Wednesday, May 30, 2012

The Key to Cohesive Multichannel Messaging

In an era dominated by ever-changing social media outlets, the process of navigating the waters of marketing can be somewhat daunting for business owners; the corporate equivalent of balancing spinning plates. Harder still is the art of maintaining consistent brand messages that are both clear and direct. By outlining an integrated marketing strategy built on basic principals, firms have not only increased their credibility, but have ultimately created more grand-scale recognition of their brands.

We’ve heard it time and again: “Our business has a special and unique story, but people just don’t understand it.” While many of these companies are using all the right tools --press releases, social media, trade shows & events, in-person networking and creative collateral, etc.—what they aren’t doing is creating a singular, cohesive, identifiable brand message that is reinforced across all these marketing channels.

We see many firms—especially in small businesses—working hard to utilize all marketing channels. But the message they’re sending via these various channels is disjointed.
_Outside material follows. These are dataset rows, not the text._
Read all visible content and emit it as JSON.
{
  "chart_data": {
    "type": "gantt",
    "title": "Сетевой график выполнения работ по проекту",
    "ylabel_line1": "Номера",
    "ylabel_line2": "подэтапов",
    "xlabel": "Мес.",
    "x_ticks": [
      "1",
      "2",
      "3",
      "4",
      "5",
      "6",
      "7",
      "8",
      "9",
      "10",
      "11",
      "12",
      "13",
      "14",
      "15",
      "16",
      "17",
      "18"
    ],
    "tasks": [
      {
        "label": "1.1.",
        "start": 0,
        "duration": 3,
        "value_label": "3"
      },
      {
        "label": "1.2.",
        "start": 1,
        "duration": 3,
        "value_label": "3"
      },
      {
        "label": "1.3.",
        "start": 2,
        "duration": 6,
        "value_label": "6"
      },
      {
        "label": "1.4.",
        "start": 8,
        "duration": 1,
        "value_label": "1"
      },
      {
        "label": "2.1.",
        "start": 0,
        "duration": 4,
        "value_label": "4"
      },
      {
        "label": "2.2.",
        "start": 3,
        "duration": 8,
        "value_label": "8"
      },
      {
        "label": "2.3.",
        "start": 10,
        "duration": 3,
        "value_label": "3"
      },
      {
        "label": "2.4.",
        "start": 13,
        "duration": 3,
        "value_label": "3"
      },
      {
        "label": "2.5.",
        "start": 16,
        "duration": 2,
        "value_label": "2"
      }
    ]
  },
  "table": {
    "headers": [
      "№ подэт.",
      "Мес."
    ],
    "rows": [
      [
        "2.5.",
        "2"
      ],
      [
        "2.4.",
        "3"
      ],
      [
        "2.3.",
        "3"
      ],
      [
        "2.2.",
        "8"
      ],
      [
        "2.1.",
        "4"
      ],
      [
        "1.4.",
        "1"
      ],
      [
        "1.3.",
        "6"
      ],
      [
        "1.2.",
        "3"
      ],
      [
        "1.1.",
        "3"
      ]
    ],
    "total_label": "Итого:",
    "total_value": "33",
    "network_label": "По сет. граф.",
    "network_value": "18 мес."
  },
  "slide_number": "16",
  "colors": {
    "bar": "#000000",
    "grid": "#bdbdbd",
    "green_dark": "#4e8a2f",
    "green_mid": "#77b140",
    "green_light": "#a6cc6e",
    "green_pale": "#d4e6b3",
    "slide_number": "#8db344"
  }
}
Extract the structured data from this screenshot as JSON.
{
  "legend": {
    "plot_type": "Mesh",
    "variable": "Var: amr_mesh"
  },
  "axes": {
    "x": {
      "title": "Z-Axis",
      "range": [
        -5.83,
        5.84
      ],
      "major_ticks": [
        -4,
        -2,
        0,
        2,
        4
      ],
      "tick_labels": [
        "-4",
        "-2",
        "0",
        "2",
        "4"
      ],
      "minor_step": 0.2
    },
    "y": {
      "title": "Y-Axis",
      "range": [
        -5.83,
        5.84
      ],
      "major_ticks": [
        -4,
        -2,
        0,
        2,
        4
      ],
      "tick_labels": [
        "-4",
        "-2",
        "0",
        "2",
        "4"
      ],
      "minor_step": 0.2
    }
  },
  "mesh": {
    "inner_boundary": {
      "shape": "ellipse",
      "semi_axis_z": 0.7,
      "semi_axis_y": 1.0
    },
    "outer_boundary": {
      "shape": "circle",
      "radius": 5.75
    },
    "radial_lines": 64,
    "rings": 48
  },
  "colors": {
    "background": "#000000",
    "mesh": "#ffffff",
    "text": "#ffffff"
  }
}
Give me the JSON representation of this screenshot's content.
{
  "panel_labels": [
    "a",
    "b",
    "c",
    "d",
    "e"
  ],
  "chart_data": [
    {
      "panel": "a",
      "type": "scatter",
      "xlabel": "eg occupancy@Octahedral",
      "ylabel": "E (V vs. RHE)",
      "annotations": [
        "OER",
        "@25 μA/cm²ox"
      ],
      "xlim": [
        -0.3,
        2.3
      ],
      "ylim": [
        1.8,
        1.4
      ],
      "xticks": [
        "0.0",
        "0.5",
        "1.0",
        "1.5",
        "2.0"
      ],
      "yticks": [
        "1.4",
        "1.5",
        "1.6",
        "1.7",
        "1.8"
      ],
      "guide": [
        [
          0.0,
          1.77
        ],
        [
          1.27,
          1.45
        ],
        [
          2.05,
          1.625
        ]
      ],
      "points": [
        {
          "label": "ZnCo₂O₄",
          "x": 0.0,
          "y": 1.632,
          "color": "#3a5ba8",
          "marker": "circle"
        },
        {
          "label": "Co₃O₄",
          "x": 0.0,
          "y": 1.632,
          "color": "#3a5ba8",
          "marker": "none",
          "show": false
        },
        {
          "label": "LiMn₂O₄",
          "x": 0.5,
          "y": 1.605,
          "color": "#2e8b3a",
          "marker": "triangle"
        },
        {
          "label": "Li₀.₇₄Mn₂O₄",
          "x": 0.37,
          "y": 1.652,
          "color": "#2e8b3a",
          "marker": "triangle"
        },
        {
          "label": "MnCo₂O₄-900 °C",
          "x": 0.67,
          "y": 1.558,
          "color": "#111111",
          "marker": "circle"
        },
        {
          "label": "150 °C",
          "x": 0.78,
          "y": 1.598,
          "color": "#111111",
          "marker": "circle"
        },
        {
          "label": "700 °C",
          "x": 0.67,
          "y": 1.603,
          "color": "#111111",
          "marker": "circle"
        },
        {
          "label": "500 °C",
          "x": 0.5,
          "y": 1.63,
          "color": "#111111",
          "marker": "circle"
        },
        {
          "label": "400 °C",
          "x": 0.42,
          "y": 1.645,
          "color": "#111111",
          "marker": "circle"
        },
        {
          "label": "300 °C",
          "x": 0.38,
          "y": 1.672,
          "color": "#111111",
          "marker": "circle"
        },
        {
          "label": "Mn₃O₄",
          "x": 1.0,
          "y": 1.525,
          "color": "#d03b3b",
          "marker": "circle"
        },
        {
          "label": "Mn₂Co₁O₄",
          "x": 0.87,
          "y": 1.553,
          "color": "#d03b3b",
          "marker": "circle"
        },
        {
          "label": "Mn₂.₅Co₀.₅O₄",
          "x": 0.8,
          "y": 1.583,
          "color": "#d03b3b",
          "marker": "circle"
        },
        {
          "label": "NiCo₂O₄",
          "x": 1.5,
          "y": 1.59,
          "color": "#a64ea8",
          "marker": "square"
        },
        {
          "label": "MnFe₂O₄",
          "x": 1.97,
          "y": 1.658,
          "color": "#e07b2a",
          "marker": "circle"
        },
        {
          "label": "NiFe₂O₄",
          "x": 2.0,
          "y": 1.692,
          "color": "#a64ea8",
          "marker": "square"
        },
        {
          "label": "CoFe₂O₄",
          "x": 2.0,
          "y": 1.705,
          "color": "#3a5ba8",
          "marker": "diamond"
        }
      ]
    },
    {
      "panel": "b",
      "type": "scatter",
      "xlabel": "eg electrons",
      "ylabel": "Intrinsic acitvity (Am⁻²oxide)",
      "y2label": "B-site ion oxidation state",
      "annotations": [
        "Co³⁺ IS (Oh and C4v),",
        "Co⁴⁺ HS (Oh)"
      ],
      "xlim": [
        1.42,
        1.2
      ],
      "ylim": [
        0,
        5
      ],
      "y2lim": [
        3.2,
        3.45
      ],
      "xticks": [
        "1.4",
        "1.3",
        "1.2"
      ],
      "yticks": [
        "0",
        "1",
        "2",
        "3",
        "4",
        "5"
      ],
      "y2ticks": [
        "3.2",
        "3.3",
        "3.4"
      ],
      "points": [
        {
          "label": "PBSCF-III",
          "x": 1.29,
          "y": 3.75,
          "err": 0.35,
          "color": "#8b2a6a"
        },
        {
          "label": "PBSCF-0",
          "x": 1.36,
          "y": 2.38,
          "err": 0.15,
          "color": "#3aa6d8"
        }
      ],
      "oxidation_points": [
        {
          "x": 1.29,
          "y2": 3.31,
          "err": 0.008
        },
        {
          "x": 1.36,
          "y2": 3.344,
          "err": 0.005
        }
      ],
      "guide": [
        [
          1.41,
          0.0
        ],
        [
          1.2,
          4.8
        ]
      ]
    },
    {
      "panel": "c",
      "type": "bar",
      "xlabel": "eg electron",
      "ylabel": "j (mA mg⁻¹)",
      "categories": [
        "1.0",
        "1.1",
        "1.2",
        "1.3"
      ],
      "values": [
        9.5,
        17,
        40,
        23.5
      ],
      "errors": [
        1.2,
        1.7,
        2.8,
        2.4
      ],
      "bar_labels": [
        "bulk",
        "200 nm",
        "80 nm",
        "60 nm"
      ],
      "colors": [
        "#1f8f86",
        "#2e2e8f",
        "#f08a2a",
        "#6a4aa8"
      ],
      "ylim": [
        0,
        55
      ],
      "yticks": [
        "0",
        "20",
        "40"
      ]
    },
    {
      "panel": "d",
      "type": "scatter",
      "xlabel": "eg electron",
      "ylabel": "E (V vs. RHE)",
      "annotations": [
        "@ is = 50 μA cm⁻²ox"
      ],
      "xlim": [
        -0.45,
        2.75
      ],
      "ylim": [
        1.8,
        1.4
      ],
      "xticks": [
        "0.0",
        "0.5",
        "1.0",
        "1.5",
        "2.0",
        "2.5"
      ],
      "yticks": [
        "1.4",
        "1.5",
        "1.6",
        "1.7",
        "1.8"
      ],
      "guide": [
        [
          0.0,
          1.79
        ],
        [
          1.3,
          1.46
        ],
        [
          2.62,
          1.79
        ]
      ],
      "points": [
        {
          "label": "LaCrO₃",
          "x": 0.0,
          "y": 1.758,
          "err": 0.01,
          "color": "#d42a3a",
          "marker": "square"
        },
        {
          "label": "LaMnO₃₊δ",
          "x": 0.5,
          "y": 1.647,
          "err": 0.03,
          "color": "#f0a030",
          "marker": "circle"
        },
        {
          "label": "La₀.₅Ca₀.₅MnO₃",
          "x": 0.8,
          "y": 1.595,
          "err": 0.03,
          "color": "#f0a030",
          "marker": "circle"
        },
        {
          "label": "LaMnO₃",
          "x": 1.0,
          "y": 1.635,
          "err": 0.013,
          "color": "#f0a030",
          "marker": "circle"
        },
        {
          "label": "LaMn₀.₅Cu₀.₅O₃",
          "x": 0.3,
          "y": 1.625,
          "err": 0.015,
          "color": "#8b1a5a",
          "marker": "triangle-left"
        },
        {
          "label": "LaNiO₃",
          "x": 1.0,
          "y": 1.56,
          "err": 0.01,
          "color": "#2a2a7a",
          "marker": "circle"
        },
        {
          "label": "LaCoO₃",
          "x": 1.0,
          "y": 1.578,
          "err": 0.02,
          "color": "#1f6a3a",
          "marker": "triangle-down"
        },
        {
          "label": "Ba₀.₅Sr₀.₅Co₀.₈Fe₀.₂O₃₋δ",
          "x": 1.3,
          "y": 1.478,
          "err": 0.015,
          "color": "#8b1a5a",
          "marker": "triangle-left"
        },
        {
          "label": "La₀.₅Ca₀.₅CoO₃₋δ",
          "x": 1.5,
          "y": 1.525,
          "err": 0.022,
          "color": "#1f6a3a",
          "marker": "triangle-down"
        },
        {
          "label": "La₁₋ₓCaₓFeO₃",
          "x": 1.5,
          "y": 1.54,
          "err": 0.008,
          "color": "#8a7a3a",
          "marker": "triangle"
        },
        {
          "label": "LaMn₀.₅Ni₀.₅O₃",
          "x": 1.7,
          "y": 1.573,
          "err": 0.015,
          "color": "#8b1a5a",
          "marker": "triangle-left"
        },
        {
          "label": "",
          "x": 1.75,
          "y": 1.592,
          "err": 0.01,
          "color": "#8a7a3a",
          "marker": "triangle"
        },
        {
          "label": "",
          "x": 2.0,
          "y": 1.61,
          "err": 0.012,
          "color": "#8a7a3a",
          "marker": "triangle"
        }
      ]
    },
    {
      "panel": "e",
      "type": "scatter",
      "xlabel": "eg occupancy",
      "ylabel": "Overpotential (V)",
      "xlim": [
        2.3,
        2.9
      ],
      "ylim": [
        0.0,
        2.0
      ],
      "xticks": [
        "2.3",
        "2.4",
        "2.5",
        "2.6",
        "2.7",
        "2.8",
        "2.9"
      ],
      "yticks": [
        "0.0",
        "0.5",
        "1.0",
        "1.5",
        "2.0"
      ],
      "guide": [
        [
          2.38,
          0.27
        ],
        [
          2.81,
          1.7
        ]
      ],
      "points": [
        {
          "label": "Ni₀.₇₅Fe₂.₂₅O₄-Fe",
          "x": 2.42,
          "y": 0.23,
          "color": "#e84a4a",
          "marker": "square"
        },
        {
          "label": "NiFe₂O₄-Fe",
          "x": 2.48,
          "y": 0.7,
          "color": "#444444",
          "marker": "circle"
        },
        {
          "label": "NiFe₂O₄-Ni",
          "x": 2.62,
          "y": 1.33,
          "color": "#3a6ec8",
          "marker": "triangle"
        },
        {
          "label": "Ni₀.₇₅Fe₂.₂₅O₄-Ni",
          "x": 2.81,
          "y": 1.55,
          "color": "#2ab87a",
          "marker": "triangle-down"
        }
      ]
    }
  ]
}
Various theories of Effective Frequency argue that it takes anywhere from 3 to 20 exposures before a brand message registers in a consumer's mind.

Take, for example, two of our clients. First, high-end jewelry designer Mary Esses. An artist by nature, Mary personally created a sketch to illustrate her brand. She had planned to use it as the backdrop in her exhibit at an important trade show. We took that image and made it a focal point in an intensive marking plan to support the show, from integrating it into her Facebook and blog to email marking and event invitations, as well as all other PR initiatives. The outcome? Few buyers or editors will be able to walk past her booth without that image registering in their heads.

Another client, The Rhode Island International Film Festival, is a major international event for the film industry. This year, RIIFF celebrates its 30th year.  While widely recognized and respected within its industry, and flush with accolades from films that have debuted here—it has struggled to achieve similar recognition among the general public in its own region. Our solution? Create more local points of engagement.  Social media, press releases and marketing initiatives will concentrate on bringing awareness to the anniversary year of the festival and, thus, the festival itself. Using PR, social media networks like Fourquare and Pinterest, marketing cross-promotions and other strategies, we’ve outlined an integrated plan to engage film-goers, families and other local guests with the Festival.

Does your marketing strategy have a cohesive multichannel messaging?